Région du Centre
Programme d’insertion socioprofessionnelle des jeunes :
Le Premier ministre procède au lancement officiel

La cérémonie de lancement officiel du Programme d’insertion socioprofessionnelle des jeunes (PISJ) est intervenue dans la matinée du samedi 26 novembre 2016 à la Place de la Nation de Ouagadougou, sous la houlette du Premier ministre, Paul Kaba THIEBA. D’un coût global de 4 872 379 000 F CFA, la mise en œuvre du PISJ va permettre de créer au moins 13 350 emplois permanents et temporaires à la fin de sa première phase.
Dans son Programme quinquennal intitulé : « Bâtir avec le peuple un Burkina Faso de démocratie, de progrès économique et social, de liberté et de justice », le président du Faso, Roch Marc Christian KABORE s’est engagé à faire des jeunes des acteurs dynamiques du développement en créant les conditions nécessaires à leur insertion professionnelle.
C’est dans la dynamique de concrétisation de cet engagement en matière d’emploi que le gouvernement a adopté le Programme d’insertion socioprofessionnelle des jeunes (PISJ) dont le lancement officiel est intervenue, le samedi 26 novembre 2016, sous la houlette du Premier ministre, Paul Kaba THIEBA.
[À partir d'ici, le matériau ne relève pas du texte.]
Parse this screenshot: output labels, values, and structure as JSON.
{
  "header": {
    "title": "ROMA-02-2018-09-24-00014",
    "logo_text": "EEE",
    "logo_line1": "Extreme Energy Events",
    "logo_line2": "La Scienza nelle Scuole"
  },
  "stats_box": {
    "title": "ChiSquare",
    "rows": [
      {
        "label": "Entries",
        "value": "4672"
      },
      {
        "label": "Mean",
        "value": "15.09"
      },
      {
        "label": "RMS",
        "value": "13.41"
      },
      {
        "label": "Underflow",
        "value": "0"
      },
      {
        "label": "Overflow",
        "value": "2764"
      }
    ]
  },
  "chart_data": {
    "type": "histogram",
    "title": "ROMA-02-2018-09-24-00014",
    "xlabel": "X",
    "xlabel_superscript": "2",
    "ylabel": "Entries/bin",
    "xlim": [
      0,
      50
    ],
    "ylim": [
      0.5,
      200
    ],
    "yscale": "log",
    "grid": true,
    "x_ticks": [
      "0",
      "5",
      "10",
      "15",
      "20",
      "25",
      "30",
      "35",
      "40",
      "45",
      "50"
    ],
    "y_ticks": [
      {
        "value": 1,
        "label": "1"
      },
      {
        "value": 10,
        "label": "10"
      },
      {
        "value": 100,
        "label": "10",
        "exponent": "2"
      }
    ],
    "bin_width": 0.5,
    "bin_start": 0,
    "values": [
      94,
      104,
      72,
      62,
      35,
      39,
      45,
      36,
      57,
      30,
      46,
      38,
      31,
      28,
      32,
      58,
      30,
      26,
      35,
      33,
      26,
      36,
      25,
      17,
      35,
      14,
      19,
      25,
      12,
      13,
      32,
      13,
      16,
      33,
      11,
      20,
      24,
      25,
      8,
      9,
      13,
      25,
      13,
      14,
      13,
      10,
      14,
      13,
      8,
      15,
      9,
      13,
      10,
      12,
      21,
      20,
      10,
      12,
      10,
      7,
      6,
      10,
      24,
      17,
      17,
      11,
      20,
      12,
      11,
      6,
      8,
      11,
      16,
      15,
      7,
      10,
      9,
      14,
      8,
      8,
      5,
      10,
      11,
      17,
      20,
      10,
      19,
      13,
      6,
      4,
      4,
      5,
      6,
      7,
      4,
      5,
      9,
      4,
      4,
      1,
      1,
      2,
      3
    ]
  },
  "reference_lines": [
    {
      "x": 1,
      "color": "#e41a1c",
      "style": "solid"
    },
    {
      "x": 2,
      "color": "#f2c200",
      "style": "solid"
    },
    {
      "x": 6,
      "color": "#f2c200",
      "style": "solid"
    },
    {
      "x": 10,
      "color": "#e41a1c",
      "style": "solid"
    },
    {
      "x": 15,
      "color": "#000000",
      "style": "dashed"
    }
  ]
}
D’un coût global de 4 872 379 000 F CFA, la mise en œuvre du PISJ va s’articuler autour de trois (03) composantes opérationnelles.
La première composante relative aux Travaux à haute intensité de main d’œuvre (THIMO) va consister à recruter 10 950 jeunes pour les travaux d’assainissement et de voirie soit 5 500 à Ouagadougou, 3 300 à Bobo-Dioulasso et 2 150 dans les 43 autres chefs-lieux de provinces, et procéder à la formation aux métiers et à l’insertion professionnelle de 500 jeunes bénéficiaires des THIMO.
La seconde composante est consacrée au renforcement de l’employabilité avec la mise en position de stage de pré-emploi de 500 jeunes diplômés ou qualifiés, à l’insertion professionnelles d’au moins 300 jeunes diplômés ou qualifiés ainsi qu’à la formation de 100 jeunes non scolarisés et déscolarisés à la conduite d’engins lourds des mines et des travaux publics.
La troisième composante est exclusivement orientée vers l’insertion professionnelle à travers la promotion de l’auto-emploi des jeunes à savoir financer 500 projets innovants de création de micros entreprises structurantes initiés et soumis par les jeunes diplômés de l’enseignement supérieur mais également d’’accompagner l’installation des jeunes ruraux formés aux métiers agricoles en les dotant de kits et de fonds de roulement pour la création de 1 000 micros entreprises rurales.

La mise en œuvre de ces trois composantes opérationnelles du PISJ va permettre de créer au moins 13 350 emplois permanents et temporaires à la fin de sa première phase.
Selon le Chef du gouvernement, la solution la plus efficace en matière d’emplois des jeunes réside dans la réforme du système éducatif burkinabè.
« Il faut impérativement et dans un bref délai réadapter la formation au marché de l’emploi. Cette vison du Plan national de développement économique et social (PNDES) procède de la ferme volonté de l’Etat, de faire en sorte que les jeunes qui entrent à l’école, en sortent avec un savoir-faire adapté au besoin du marché de l’emploi. C’est pourquoi, au-delà de l’enseignement général, un accent particulier sera mis sur l’enseignement technique, la formation professionnelle ou qualifiante, dans une démarche intégrée. C’est seulement lorsque le pays disposera d’une masse critique de jeunes ayant un savoir-faire et une qualification professionnelle qu’ils pourront apporter une contribution efficiente à la croissance économique du Burkina Faso », a-t-il insisté.
Par ailleurs, il a laissé entendre que la lutte contre le chômage et le sous-emploi ne pourra aboutir que si l’ensemble des acteurs du développement s’approprie pleinement les problématiques majeures et développe, dans une synergie d’actions, des initiatives pertinentes pour leur résorption.
En cela, il a invité les partenaires au développement à poursuivre leur soutien au gouvernement dans ses efforts de promotion de l’emploi et à s’impliquer davantage dans les initiatives à finalité d’emplois.
Le Premier ministre a également invité les jeunes, qui à son avis, sont les acteurs de premier plan dans le changement politique intervenu au Burkina Faso, à contribuer aux côtés du gouvernement, au processus du développement économique et social en marche.
ET M. THIEBA d’ajouter : « Pour ce faire, les jeunes doivent avoir pour leitmotiv, l’appropriation des principes démocratiques, la culture de l’esprit de patriotisme, de civisme et de tolérance, la participation citoyenne aux actions de développement national, la contribution à la consolidation de la paix et de stabilité sociale, l’exploitation rationnelle et responsable des opportunités qui leur sont offertes ».